In an interview with the same journal, the author is asked if she intended Maureen to be truly cruel. 

At the lunch, Maureen is going to take the pain Lilian feels and use it for her own ends. She has a story that she wants to tell, and Lilian is her chosen audience. There’s an almost audacious cruelty to this. Does Maureen know she’s being cruel? Is that part of the pleasure she’ll derive from this encounter? Or is it simply that she wants the right listener?

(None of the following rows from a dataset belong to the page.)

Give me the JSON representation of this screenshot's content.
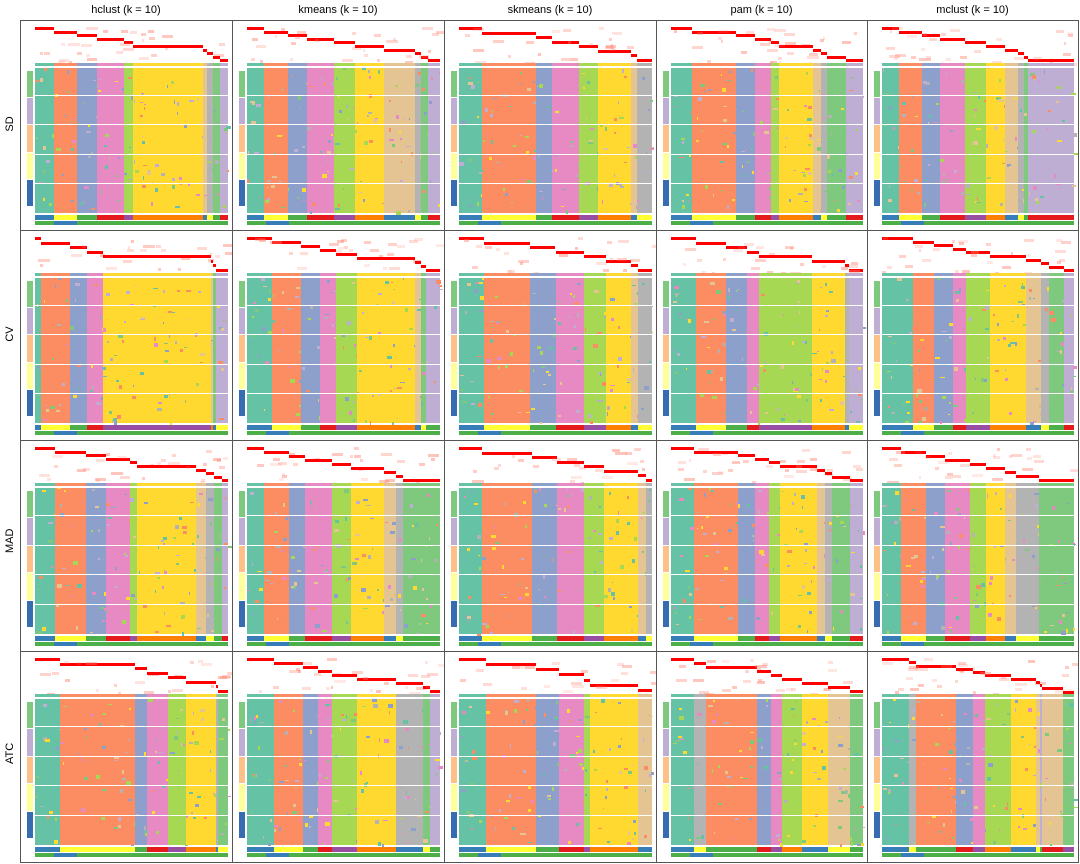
{
  "figure": {
    "column_titles": [
      "hclust (k = 10)",
      "kmeans (k = 10)",
      "skmeans (k = 10)",
      "pam (k = 10)",
      "mclust (k = 10)"
    ],
    "row_labels": [
      "SD",
      "CV",
      "MAD",
      "ATC"
    ]
  },
  "palette": {
    "c1": "#66C2A5",
    "c2": "#FC8D62",
    "c3": "#8DA0CB",
    "c4": "#E78AC3",
    "c5": "#A6D854",
    "c6": "#FFD92F",
    "c7": "#E5C494",
    "c8": "#B3B3B3",
    "c9": "#7FC97F",
    "c10": "#BEAED4",
    "membership": "#FF0000",
    "left_annotation": [
      "#7FC97F",
      "#BEAED4",
      "#FDC086",
      "#FFFF99",
      "#386CB0"
    ],
    "bottom_row1": [
      "#377EB8",
      "#FFFF33",
      "#4DAF4A",
      "#E41A1C",
      "#984EA3",
      "#FF7F00"
    ],
    "bottom_row2": [
      "#4DAF4A",
      "#377EB8"
    ]
  },
  "chart_data": {
    "type": "heatmap",
    "title": "Consensus partition heatmaps, k = 10",
    "xlabel": "",
    "ylabel": "",
    "rows": [
      "SD",
      "CV",
      "MAD",
      "ATC"
    ],
    "columns": [
      "hclust",
      "kmeans",
      "skmeans",
      "pam",
      "mclust"
    ],
    "k": 10,
    "panels": [
      {
        "row": "SD",
        "method": "hclust",
        "bands": [
          [
            "c1",
            10
          ],
          [
            "c2",
            12
          ],
          [
            "c3",
            10
          ],
          [
            "c4",
            14
          ],
          [
            "c5",
            5
          ],
          [
            "c6",
            36
          ],
          [
            "c7",
            2
          ],
          [
            "c8",
            3
          ],
          [
            "c9",
            4
          ],
          [
            "c10",
            4
          ]
        ]
      },
      {
        "row": "SD",
        "method": "kmeans",
        "bands": [
          [
            "c1",
            9
          ],
          [
            "c2",
            12
          ],
          [
            "c3",
            10
          ],
          [
            "c4",
            14
          ],
          [
            "c5",
            11
          ],
          [
            "c6",
            15
          ],
          [
            "c7",
            16
          ],
          [
            "c8",
            3
          ],
          [
            "c9",
            4
          ],
          [
            "c10",
            6
          ]
        ]
      },
      {
        "row": "SD",
        "method": "skmeans",
        "bands": [
          [
            "c1",
            12
          ],
          [
            "c2",
            28
          ],
          [
            "c3",
            8
          ],
          [
            "c4",
            14
          ],
          [
            "c5",
            10
          ],
          [
            "c6",
            17
          ],
          [
            "c7",
            3
          ],
          [
            "c8",
            8
          ]
        ]
      },
      {
        "row": "SD",
        "method": "pam",
        "bands": [
          [
            "c1",
            11
          ],
          [
            "c2",
            23
          ],
          [
            "c3",
            10
          ],
          [
            "c4",
            8
          ],
          [
            "c5",
            4
          ],
          [
            "c6",
            18
          ],
          [
            "c7",
            4
          ],
          [
            "c8",
            3
          ],
          [
            "c9",
            10
          ],
          [
            "c10",
            9
          ]
        ]
      },
      {
        "row": "SD",
        "method": "mclust",
        "bands": [
          [
            "c1",
            9
          ],
          [
            "c2",
            12
          ],
          [
            "c3",
            9
          ],
          [
            "c4",
            13
          ],
          [
            "c5",
            11
          ],
          [
            "c6",
            10
          ],
          [
            "c7",
            7
          ],
          [
            "c8",
            3
          ],
          [
            "c9",
            2
          ],
          [
            "c10",
            24
          ]
        ]
      },
      {
        "row": "CV",
        "method": "hclust",
        "bands": [
          [
            "c1",
            3
          ],
          [
            "c2",
            15
          ],
          [
            "c3",
            9
          ],
          [
            "c4",
            8
          ],
          [
            "c6",
            56
          ],
          [
            "c7",
            1
          ],
          [
            "c9",
            2
          ],
          [
            "c10",
            6
          ]
        ]
      },
      {
        "row": "CV",
        "method": "kmeans",
        "bands": [
          [
            "c1",
            13
          ],
          [
            "c2",
            15
          ],
          [
            "c3",
            10
          ],
          [
            "c4",
            8
          ],
          [
            "c5",
            11
          ],
          [
            "c6",
            30
          ],
          [
            "c7",
            3
          ],
          [
            "c9",
            3
          ],
          [
            "c10",
            7
          ]
        ]
      },
      {
        "row": "CV",
        "method": "skmeans",
        "bands": [
          [
            "c1",
            13
          ],
          [
            "c2",
            24
          ],
          [
            "c3",
            13
          ],
          [
            "c4",
            15
          ],
          [
            "c5",
            11
          ],
          [
            "c6",
            13
          ],
          [
            "c7",
            4
          ],
          [
            "c8",
            7
          ]
        ]
      },
      {
        "row": "CV",
        "method": "pam",
        "bands": [
          [
            "c1",
            13
          ],
          [
            "c2",
            15
          ],
          [
            "c3",
            11
          ],
          [
            "c4",
            6
          ],
          [
            "c5",
            27
          ],
          [
            "c6",
            17
          ],
          [
            "c8",
            2
          ],
          [
            "c10",
            7
          ]
        ]
      },
      {
        "row": "CV",
        "method": "mclust",
        "bands": [
          [
            "c1",
            16
          ],
          [
            "c2",
            11
          ],
          [
            "c3",
            10
          ],
          [
            "c4",
            7
          ],
          [
            "c5",
            12
          ],
          [
            "c6",
            19
          ],
          [
            "c7",
            8
          ],
          [
            "c8",
            4
          ],
          [
            "c9",
            8
          ],
          [
            "c10",
            5
          ]
        ]
      },
      {
        "row": "MAD",
        "method": "hclust",
        "bands": [
          [
            "c1",
            10
          ],
          [
            "c2",
            16
          ],
          [
            "c3",
            10
          ],
          [
            "c4",
            12
          ],
          [
            "c5",
            4
          ],
          [
            "c6",
            30
          ],
          [
            "c7",
            5
          ],
          [
            "c8",
            4
          ],
          [
            "c9",
            4
          ],
          [
            "c10",
            3
          ]
        ]
      },
      {
        "row": "MAD",
        "method": "kmeans",
        "bands": [
          [
            "c1",
            9
          ],
          [
            "c2",
            13
          ],
          [
            "c3",
            8
          ],
          [
            "c4",
            14
          ],
          [
            "c5",
            10
          ],
          [
            "c6",
            17
          ],
          [
            "c7",
            6
          ],
          [
            "c8",
            4
          ],
          [
            "c9",
            19
          ]
        ]
      },
      {
        "row": "MAD",
        "method": "skmeans",
        "bands": [
          [
            "c1",
            12
          ],
          [
            "c2",
            26
          ],
          [
            "c3",
            13
          ],
          [
            "c4",
            14
          ],
          [
            "c5",
            10
          ],
          [
            "c6",
            18
          ],
          [
            "c7",
            4
          ],
          [
            "c8",
            3
          ]
        ]
      },
      {
        "row": "MAD",
        "method": "pam",
        "bands": [
          [
            "c1",
            12
          ],
          [
            "c2",
            23
          ],
          [
            "c3",
            9
          ],
          [
            "c4",
            7
          ],
          [
            "c5",
            6
          ],
          [
            "c6",
            19
          ],
          [
            "c7",
            4
          ],
          [
            "c8",
            4
          ],
          [
            "c9",
            9
          ],
          [
            "c10",
            7
          ]
        ]
      },
      {
        "row": "MAD",
        "method": "mclust",
        "bands": [
          [
            "c1",
            10
          ],
          [
            "c2",
            13
          ],
          [
            "c3",
            10
          ],
          [
            "c4",
            13
          ],
          [
            "c5",
            8
          ],
          [
            "c6",
            10
          ],
          [
            "c7",
            6
          ],
          [
            "c8",
            12
          ],
          [
            "c9",
            18
          ]
        ]
      },
      {
        "row": "ATC",
        "method": "hclust",
        "bands": [
          [
            "c1",
            13
          ],
          [
            "c2",
            39
          ],
          [
            "c3",
            6
          ],
          [
            "c4",
            11
          ],
          [
            "c5",
            9
          ],
          [
            "c6",
            16
          ],
          [
            "c8",
            1
          ],
          [
            "c9",
            5
          ]
        ]
      },
      {
        "row": "ATC",
        "method": "kmeans",
        "bands": [
          [
            "c1",
            14
          ],
          [
            "c2",
            15
          ],
          [
            "c3",
            8
          ],
          [
            "c4",
            7
          ],
          [
            "c5",
            13
          ],
          [
            "c6",
            20
          ],
          [
            "c8",
            14
          ],
          [
            "c9",
            4
          ],
          [
            "c10",
            5
          ]
        ]
      },
      {
        "row": "ATC",
        "method": "skmeans",
        "bands": [
          [
            "c1",
            14
          ],
          [
            "c2",
            26
          ],
          [
            "c3",
            12
          ],
          [
            "c4",
            13
          ],
          [
            "c5",
            3
          ],
          [
            "c6",
            25
          ],
          [
            "c7",
            7
          ]
        ]
      },
      {
        "row": "ATC",
        "method": "pam",
        "bands": [
          [
            "c1",
            12
          ],
          [
            "c8",
            6
          ],
          [
            "c2",
            27
          ],
          [
            "c3",
            7
          ],
          [
            "c4",
            6
          ],
          [
            "c5",
            10
          ],
          [
            "c6",
            14
          ],
          [
            "c7",
            11
          ],
          [
            "c9",
            7
          ]
        ]
      },
      {
        "row": "ATC",
        "method": "mclust",
        "bands": [
          [
            "c1",
            14
          ],
          [
            "c8",
            4
          ],
          [
            "c2",
            21
          ],
          [
            "c3",
            9
          ],
          [
            "c4",
            6
          ],
          [
            "c5",
            14
          ],
          [
            "c6",
            13
          ],
          [
            "c7",
            2
          ],
          [
            "c10",
            1
          ],
          [
            "c7",
            11
          ],
          [
            "c9",
            6
          ]
        ]
      }
    ],
    "grid": false,
    "legend": "none"
  }
}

Audacious cruelty—it’s precisely that. I might have shivered inwardly when I was writing the lunch scene: Maureen is set to cause pain and perturbation to Lilian, and Lilian is bound to be dumbfounded, a result designed by Maureen. Does she know she’s being cruel? I think so, but I suppose she doesn’t mind it, and she sees it as life’s necessity that she’s teaching Lilian a lesson. People who inflict pain and commit atrocities are good at justifying their behavior.